Senate Confirms Tracy Stone-Manning As New Head Of The Bureau Of Land Management
The Bureau of Land Management has an official head, for the first time since the Obama administration.
The U.S. Senate split on party lines in the 50-45 vote to confirm Tracy Stone-Manning to lead the bureau.
Both of Colorado’s senators, Democrats Michael Bennet and John Hickenlooper, voted yes.
Republicans opposed Stone-Manning’s nomination, arguing her work with environmental groups shows she wouldn’t support traditional energy development as part of the BLM’s multi-use mission. They also argued her involvement with a tree-spiking incident in the 1980s made her unfit to run a public lands agency.
Stone-Manning previously ran Montana’s Department of Environmental Quality and served as chief of staff to Democratic Gov. Steve Bullock. More recently, she has helmed the National Wildlife Federation.

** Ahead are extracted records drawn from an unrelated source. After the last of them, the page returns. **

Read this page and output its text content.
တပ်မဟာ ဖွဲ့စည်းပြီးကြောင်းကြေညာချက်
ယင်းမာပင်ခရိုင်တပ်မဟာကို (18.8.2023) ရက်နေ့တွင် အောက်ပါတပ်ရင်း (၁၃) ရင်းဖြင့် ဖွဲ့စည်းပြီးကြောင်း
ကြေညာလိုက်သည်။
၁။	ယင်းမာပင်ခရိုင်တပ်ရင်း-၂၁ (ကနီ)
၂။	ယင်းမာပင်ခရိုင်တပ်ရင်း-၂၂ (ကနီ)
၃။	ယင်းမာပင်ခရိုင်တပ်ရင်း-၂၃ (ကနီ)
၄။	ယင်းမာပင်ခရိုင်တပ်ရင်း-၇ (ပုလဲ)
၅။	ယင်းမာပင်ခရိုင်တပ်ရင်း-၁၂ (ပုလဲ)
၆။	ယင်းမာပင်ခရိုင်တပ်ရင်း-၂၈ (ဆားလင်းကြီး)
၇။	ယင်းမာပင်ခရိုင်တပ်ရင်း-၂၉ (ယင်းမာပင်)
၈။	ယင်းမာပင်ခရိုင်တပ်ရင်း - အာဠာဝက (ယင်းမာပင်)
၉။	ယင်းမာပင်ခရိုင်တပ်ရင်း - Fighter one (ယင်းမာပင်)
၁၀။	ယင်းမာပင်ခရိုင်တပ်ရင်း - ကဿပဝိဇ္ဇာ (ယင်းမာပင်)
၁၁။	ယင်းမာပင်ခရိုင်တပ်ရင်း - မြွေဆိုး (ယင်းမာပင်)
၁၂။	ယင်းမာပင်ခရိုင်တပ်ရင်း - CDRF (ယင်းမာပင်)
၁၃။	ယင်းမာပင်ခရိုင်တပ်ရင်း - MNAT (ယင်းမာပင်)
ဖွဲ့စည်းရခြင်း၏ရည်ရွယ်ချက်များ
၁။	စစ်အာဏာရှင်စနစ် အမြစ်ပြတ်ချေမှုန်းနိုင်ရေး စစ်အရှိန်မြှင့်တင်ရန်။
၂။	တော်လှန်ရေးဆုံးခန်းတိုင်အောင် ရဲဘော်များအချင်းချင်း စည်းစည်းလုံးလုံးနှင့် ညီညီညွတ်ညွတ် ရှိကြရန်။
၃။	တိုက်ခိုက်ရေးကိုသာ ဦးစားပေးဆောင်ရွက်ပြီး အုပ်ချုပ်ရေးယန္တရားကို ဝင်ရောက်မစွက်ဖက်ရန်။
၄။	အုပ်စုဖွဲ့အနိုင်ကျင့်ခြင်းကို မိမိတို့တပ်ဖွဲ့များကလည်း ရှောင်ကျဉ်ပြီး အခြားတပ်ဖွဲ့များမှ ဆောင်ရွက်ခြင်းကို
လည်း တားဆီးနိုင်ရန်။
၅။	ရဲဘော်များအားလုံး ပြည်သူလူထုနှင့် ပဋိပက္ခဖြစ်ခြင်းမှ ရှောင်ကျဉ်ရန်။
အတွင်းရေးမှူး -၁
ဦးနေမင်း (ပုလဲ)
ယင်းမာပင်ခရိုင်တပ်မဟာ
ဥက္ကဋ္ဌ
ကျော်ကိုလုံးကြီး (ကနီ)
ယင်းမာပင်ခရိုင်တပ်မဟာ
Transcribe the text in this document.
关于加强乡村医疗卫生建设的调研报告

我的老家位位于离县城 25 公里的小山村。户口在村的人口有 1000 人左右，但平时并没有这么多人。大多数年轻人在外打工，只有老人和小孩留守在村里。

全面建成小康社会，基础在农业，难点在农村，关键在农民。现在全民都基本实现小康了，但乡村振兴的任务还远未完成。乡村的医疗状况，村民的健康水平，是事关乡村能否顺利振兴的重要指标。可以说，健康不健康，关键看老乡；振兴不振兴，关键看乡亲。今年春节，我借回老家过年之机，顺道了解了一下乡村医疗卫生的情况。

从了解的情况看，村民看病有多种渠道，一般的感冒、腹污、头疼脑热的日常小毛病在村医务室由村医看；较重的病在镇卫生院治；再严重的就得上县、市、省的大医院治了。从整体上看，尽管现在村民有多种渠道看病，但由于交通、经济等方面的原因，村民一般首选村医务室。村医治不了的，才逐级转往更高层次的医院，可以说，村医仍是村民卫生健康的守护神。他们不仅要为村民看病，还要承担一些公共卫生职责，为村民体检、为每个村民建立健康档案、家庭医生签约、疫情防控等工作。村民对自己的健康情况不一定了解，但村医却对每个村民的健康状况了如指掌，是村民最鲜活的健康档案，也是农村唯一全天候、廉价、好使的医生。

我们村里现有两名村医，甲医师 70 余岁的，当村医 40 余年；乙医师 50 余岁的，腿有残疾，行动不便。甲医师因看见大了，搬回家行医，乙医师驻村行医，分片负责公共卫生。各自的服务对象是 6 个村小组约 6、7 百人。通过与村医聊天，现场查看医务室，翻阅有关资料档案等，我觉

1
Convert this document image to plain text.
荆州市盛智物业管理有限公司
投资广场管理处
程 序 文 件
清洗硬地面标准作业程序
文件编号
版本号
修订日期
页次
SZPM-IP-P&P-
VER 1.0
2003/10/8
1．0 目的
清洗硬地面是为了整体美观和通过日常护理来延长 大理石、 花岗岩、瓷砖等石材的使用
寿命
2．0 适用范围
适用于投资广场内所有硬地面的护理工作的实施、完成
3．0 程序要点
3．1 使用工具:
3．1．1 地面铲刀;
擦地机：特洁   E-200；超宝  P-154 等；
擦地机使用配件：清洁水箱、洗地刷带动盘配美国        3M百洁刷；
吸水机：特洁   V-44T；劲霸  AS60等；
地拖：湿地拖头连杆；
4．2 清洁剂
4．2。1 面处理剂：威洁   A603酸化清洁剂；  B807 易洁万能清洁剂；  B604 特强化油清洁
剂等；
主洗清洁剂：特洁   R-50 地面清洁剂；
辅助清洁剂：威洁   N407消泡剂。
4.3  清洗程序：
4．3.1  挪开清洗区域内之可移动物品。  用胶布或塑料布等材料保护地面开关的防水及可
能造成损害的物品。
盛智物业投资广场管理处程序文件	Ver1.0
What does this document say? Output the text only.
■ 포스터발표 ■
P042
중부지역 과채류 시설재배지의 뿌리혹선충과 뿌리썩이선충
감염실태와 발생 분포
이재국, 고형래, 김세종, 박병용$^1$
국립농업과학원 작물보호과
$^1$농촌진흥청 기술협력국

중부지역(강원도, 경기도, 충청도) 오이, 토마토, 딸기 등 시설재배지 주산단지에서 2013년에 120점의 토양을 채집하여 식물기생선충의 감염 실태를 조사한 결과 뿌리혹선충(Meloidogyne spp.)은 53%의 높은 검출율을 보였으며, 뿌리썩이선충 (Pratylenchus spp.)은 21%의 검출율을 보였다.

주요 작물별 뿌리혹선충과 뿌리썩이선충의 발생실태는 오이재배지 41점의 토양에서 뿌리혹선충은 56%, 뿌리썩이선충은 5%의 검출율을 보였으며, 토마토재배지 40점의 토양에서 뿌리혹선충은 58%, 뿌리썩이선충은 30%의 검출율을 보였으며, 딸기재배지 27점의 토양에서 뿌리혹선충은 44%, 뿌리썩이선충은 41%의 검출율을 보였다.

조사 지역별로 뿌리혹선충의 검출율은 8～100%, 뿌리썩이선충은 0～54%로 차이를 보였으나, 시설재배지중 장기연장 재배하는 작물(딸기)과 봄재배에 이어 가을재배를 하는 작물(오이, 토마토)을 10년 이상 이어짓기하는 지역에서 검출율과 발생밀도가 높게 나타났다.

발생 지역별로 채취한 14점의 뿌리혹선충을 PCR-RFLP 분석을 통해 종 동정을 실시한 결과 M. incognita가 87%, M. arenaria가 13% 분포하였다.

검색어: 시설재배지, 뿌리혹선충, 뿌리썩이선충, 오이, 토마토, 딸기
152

“In the face of our changing climate, we need a Senate-confirmed director who can rebuild the Bureau of Land Management into an agency that will restore and protect our public lands to sustain our economy in the West," said Sen. Bennet in a statement after the vote.
Republicans have label Stone-Manning an "eco-terrorist" for her connection to the tree-spiking incident. Kristi Burton Brown, the head of the Colorado GOP, called Bennet and Hickenlooper's support for her confirmation an "absolutely shameful vote" that "will be devastating for Colorado and the West."
The BLM has been without a confirmed director since the Obama administration. Former President Donald Trump tapped the department’s deputy director for policy, William Perry Pendley, last September, but pulled his nomination before the Senate could consider it.
When President Joe Biden nominated Stone-Manning to lead the BLM, more than 100 conservation and public lands groups sent a letter to Senate leaders urging her confirmation.
She will take the reins at a fraught moment for the bureau. The Trump administration’s decision to relocate BLM’s top Washington, D.C., staff to offices across the West — including shifting the headquarters to Grand Junction — led to a hollowing out at the bureau, with hundreds of staff choosing to quit or retire rather than make the move.
In mid-September, Interior Secretary Deb Haaland announced the BLM’s national headquarters will be moving back to D.C., although she promised an expanded ‘Western headquarters’’ would remain in Grand Junction. In a statement after the vote, Sen. Hickenlooper said Stone-Manning would be a partner to Colorado in making the Grand Junction office a success.
The BLM manages 8.3 million acres of public land in Colorado, juggling often competing interests around conservation, recreation, energy development and grazing.